The problem with this “experiment” is that the second question put to the executive - ‘This business plan will maximize profits but help the environment’ - does not correspond to the first question (’This business plan will maximize profits but harm the environment’). It’s a false, forced analogy - with predictable results.
There’s a good reason why, aside from questions of normative baggage, the respondents perceive ‘harm’ caused to the environment as intended but ‘help’ for the environment as not. The first question makes perfect sense: environmental damage is traditionally a known side-effect of business practices otherwise concerned with maximizing profit. Thus, to do nothing to prevent anticipated environmental effects is an active, intended, and moral endeavor.

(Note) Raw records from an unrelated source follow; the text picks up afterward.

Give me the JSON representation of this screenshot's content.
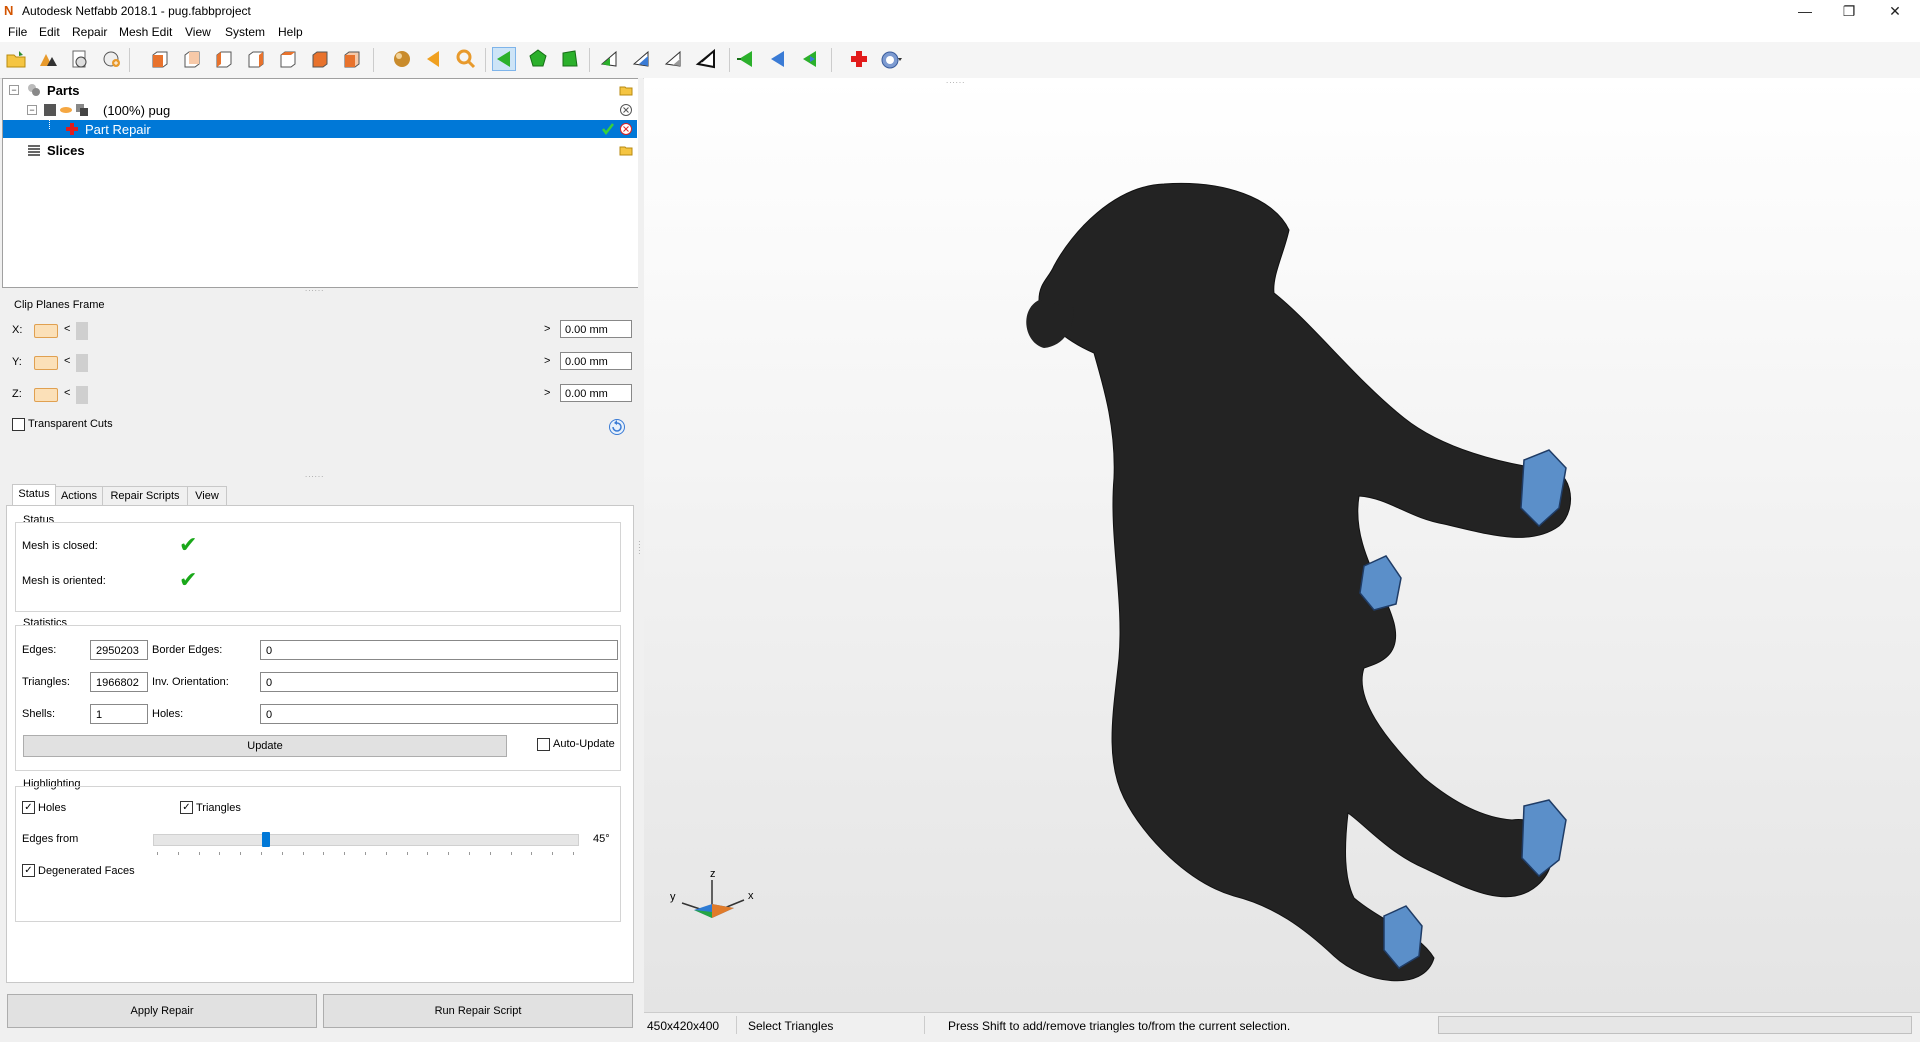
{
  "window": {
    "title": "Autodesk Netfabb 2018.1 - pug.fabbproject",
    "app_icon": "N",
    "minimize": "—",
    "restore": "❐",
    "close": "✕"
  },
  "menu": [
    "File",
    "Edit",
    "Repair",
    "Mesh Edit",
    "View",
    "System",
    "Help"
  ],
  "toolbar": {
    "icons": [
      "open-folder-icon",
      "add-part-icon",
      "new-project-icon",
      "add-platform-icon",
      "view-front-icon",
      "view-back-icon",
      "view-left-icon",
      "view-right-icon",
      "view-top-icon",
      "view-bottom-icon",
      "view-iso-icon",
      "sphere-shading-icon",
      "arrow-left-icon",
      "zoom-icon",
      "select-triangles-icon",
      "select-surface-icon",
      "select-shell-icon",
      "select-plane-icon",
      "select-edge-icon",
      "select-mesh-icon",
      "select-all-icon",
      "select-invert-icon",
      "select-grow-icon",
      "select-shrink-icon",
      "repair-cross-icon",
      "help-icon"
    ]
  },
  "tree": {
    "parts_label": "Parts",
    "pug_label": "(100%) pug",
    "repair_label": "Part Repair",
    "slices_label": "Slices"
  },
  "clip": {
    "title": "Clip Planes Frame",
    "rows": [
      {
        "axis": "X:",
        "value": "0.00 mm"
      },
      {
        "axis": "Y:",
        "value": "0.00 mm"
      },
      {
        "axis": "Z:",
        "value": "0.00 mm"
      }
    ],
    "left_arrow": "<",
    "right_arrow": ">",
    "transparent_cuts": "Transparent Cuts"
  },
  "tabs": [
    "Status",
    "Actions",
    "Repair Scripts",
    "View"
  ],
  "status": {
    "group_title": "Status",
    "closed_label": "Mesh is closed:",
    "oriented_label": "Mesh is oriented:",
    "check": "✔"
  },
  "statistics": {
    "group_title": "Statistics",
    "edges_label": "Edges:",
    "edges_value": "2950203",
    "border_edges_label": "Border Edges:",
    "border_edges_value": "0",
    "triangles_label": "Triangles:",
    "triangles_value": "1966802",
    "inv_orientation_label": "Inv. Orientation:",
    "inv_orientation_value": "0",
    "shells_label": "Shells:",
    "shells_value": "1",
    "holes_label": "Holes:",
    "holes_value": "0",
    "update_button": "Update",
    "auto_update_label": "Auto-Update"
  },
  "highlighting": {
    "group_title": "Highlighting",
    "holes_label": "Holes",
    "triangles_label": "Triangles",
    "edges_from_label": "Edges from",
    "edges_from_value": "45°",
    "edges_from_fraction": 0.26,
    "degenerated_label": "Degenerated Faces",
    "checkmark": "✓"
  },
  "buttons": {
    "apply_repair": "Apply Repair",
    "run_repair_script": "Run Repair Script"
  },
  "axes": {
    "x": "x",
    "y": "y",
    "z": "z"
  },
  "statusbar": {
    "dimensions": "450x420x400",
    "mode": "Select Triangles",
    "hint": "Press Shift to add/remove triangles to/from the current selection."
  },
  "colors": {
    "selection_blue": "#0078d7",
    "mesh_dark": "#222222",
    "highlight_blue": "#5b8fc9",
    "check_green": "#1aa81a"
  }
}
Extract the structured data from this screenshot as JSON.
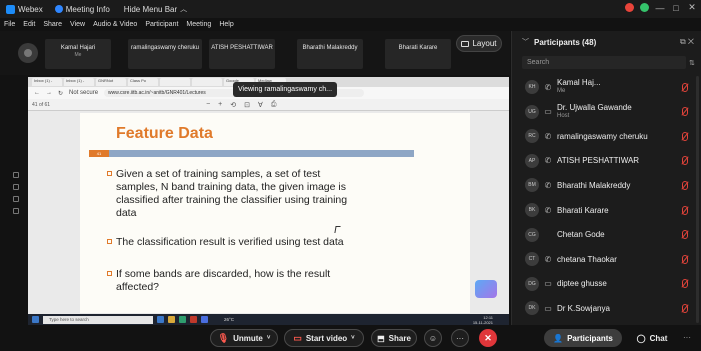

Helping the environment, by contrast, is not as much a matter of negligence and passivity. The sentence, ‘This business plan will maximize profits and also, as it were, help the environment’, simply doesn’t make sense - which is to say, it’s not a recognizable, coherent proposition. The environment cannot be helped incidentally, at least not in the way the environment can be harmed incidentally, as an (acceptable) effect of other practices. (No company has ever found, much to its surprise, that it has been helping the environment all along.) To help the environment, a company would have to actively implement specific measures, something most people probably otherwise understand; but this sense of clear intentionality is lost in the unusual wording of the question (which makes it sound like helping the environment can be a side-effect in exactly the same way as harming the environment can be). Thus, the respondent confronted with this sentence will most likely not only think it doesn’t bear much on the question of intentionality but will find its formulation more strange and less natural than the contingency with which it’s contrasted.
It seems to me that this experiment was not in fact designed to determine popular understandings of intentionality as they relate to helping and harming the environment. What the philosophers did instead was force fit the questions to a model that quite clearly attempts to reduce, in advance, any difference in response to the substitution of a single word - with the goal, presumably, of showing how common sense beliefs of everyday people are “normatively loaded” (which I think is otherwise true, if poorly demonstrated by this study) and effectively triggered by unmistakable semantic markers.